We basically counted to 3 and then dumped each other.
Tried to buy Xanax from my boss last night. Wrong Mike.
Oh god. There is a bite mark in the bar of soap. Please tell me I was not that wasted.
Correct me if I'm wrong but the photo album titles "cause I've been drankin" and "baby jessica" should not belong to the same person.
Her directions to the house party: "the north star will guide you, turn left. I'm wearing the potato hat"
i was playing the convince him im sober game through texting. i spelled most of the words right. i hope.
The question is do I invite my fuck buddy to my graduation party now that my girfriend found out about her?

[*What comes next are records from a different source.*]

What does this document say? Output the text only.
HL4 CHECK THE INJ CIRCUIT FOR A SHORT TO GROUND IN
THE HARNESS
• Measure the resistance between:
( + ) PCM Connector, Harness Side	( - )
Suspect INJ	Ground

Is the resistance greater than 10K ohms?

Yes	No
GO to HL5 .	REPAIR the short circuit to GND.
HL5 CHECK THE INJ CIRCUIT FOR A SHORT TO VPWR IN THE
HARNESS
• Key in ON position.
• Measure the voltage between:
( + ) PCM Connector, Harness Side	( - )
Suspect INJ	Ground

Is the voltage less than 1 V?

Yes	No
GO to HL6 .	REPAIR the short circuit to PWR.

All I remember is having a LONG talk with a 23 year old mother with a 5 year old kid at a bar who told me "it's not that bad"

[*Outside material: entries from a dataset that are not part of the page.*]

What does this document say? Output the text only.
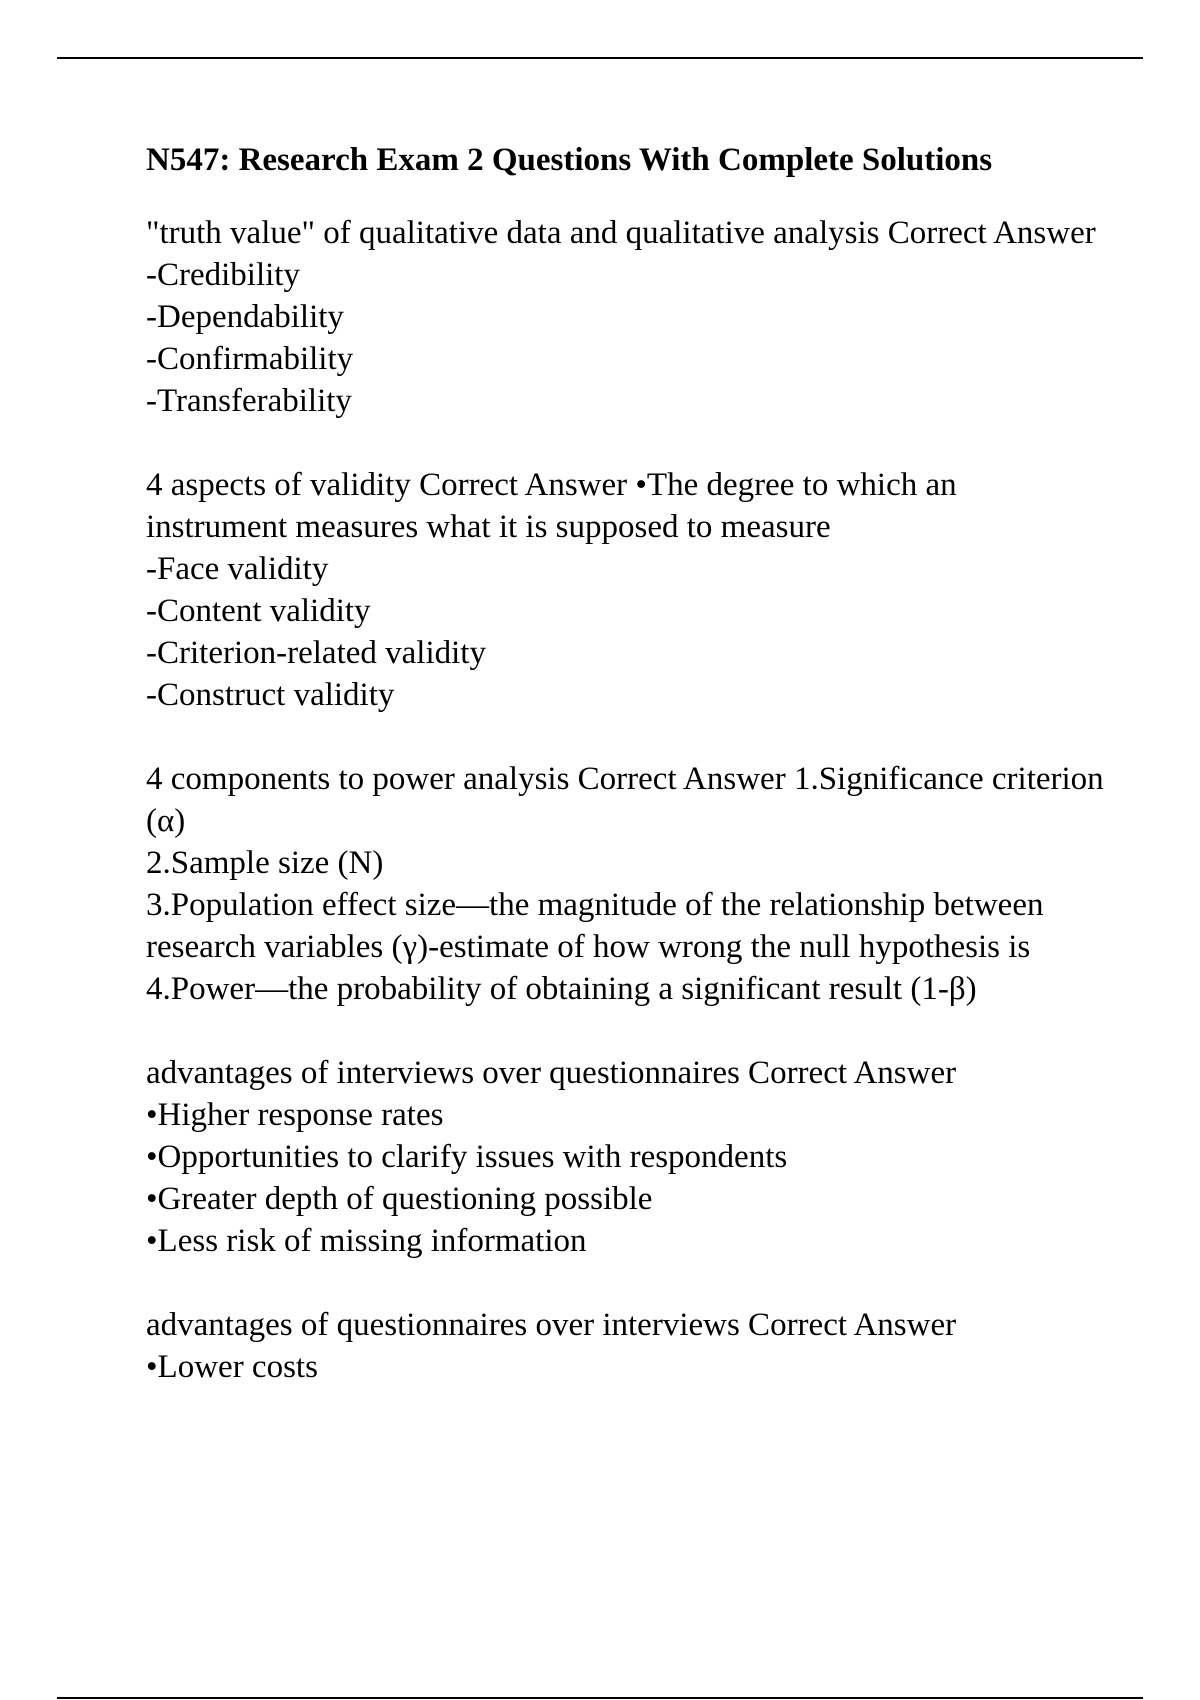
N547: Research Exam 2 Questions With Complete Solutions
"truth value" of qualitative data and qualitative analysis Correct Answer -Credibility
-Dependability
-Confirmability
-Transferability
4 aspects of validity Correct Answer •The degree to which an instrument measures what it is supposed to measure
-Face validity
-Content validity
-Criterion-related validity
-Construct validity
4 components to power analysis Correct Answer 1.Significance criterion (α)
2.Sample size (N)
3.Population effect size—the magnitude of the relationship between research variables (γ)-estimate of how wrong the null hypothesis is
4.Power—the probability of obtaining a significant result (1-β)
advantages of interviews over questionnaires Correct Answer
•Higher response rates
•Opportunities to clarify issues with respondents
•Greater depth of questioning possible
•Less risk of missing information
advantages of questionnaires over interviews Correct Answer
•Lower costs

I'm not throwing down for dinner because I plan to have so much tequila I puke it up anyways. How much is a cab home?
theres pictures of him knuckle deep in her, both of them thumbs up and cheesin. someone should take her kid away
Sorry. My phone died in the middle of you explaining why we would never work as a couple. Whatever you were gonna say, I probably agree.
He tried to do a JoJo pose and wound up breaking his wrist in the process. Truly a story for the ages.
Man, I'm never going tanning again he noticed the burns on my ass
I live in Vegas It shouldn’t be this hard to find a penis looking for a night of no strings attached sex
eveytime i go to his house my cute clothes always get taken off what's the point of even wearing them there?